Using a fully differential typology, the amplifier and mixer blocks suppresscommon-mode noise and non-ideal ground parasitics.

As an alternative to high-speed communication buses, terahertz frequencies may be an option for close point-to-point communications for Internet-of-Things (IoT) and machine-to-machine (M2M) communications—both between devices and within larger systems. When implementing terahertz technology, though, the extremely small wavelengths force researchers to develop complete integrated solutions on a single chip. To achieve a fully functioning terahertz transceiver on-chip, for example, a 250-nm indium-phosphide (InP) double-heterojunction-bipolar-transistor (DHBT) process with integrated local oscillators and mixers was used by researchers from Korea and the United States—Sooyeon Kim, Jongwon Yun, Daekeun Yoon, Moonil Kim, Jae-Sung Rieh, Miguel Urteaga, and Sanggeun Jeon.

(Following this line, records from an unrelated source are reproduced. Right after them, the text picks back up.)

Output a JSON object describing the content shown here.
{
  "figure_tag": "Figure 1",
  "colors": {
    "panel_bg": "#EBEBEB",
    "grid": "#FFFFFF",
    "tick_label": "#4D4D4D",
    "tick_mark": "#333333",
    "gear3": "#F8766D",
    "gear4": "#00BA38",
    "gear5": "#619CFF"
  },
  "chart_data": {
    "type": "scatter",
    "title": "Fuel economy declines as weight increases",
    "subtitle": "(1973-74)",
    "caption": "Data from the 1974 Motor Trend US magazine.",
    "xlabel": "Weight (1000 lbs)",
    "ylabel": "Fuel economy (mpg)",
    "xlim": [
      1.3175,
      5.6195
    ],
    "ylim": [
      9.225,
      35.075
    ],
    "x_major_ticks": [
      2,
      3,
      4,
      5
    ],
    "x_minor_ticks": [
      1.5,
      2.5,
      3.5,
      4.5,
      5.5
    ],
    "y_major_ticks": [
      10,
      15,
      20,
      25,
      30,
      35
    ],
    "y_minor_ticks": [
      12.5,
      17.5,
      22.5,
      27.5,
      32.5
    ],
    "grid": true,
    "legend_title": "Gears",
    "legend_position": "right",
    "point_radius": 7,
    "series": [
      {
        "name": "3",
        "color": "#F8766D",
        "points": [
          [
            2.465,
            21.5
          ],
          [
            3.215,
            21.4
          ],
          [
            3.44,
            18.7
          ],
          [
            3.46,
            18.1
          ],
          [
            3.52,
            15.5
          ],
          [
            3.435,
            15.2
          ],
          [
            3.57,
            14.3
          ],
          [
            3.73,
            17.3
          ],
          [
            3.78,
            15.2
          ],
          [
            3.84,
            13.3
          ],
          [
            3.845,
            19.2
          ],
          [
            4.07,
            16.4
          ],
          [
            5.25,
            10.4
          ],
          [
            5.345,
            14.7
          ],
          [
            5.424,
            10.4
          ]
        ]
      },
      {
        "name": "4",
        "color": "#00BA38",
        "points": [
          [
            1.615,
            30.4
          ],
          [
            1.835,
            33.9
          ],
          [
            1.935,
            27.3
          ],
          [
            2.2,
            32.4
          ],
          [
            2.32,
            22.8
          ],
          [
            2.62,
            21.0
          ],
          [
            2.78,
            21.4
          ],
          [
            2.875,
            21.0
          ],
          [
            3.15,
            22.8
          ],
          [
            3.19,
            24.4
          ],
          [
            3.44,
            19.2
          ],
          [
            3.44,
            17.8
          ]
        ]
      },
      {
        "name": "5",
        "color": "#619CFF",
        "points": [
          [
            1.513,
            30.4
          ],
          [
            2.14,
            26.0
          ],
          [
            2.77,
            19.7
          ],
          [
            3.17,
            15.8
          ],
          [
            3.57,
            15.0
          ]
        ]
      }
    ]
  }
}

To fabricate such a device, the researchers needed to build the local oscillators (LOs) and mixers on-chip and with the same technology. Because they operate in the fundamental mode on the same chip, the LOs and mixers reduce the chip area and direct-current (DC) consumption. They also improve the RF performance characteristics of the transceiver. For its part, the RF amplifier typology includes a five-stage differential amplifier chain with input and output matching networks. It comprises five common-base HBT pairs cascaded with 32- μm intervals.

The receiver has a noise figure of 12.0 to 16.3 dB with an intermediate frequency of 1.1 to 7.7 GHz, 3-dB bandwidth of 20 GHz, and a peak conversion gain of 26 dB at 298 GHz. With comparable performance to the receiver, the transmitter exhibits a conversion gain of 25 dB at 298 GHz, a 3-dB bandwidth of 18 GHz, and output power of -2.3 dBm. Both the transmitter and receiver operate with a combined DC power consumption of less than 1 W. See “300 GHz Integrated Heterodyne Receiver and Transmitter With On-Chip Fundamental Local Oscillator and Mixers,” IEEE Transactions on Terahertz Science and Technology, Jan. 2015, p. 92-101.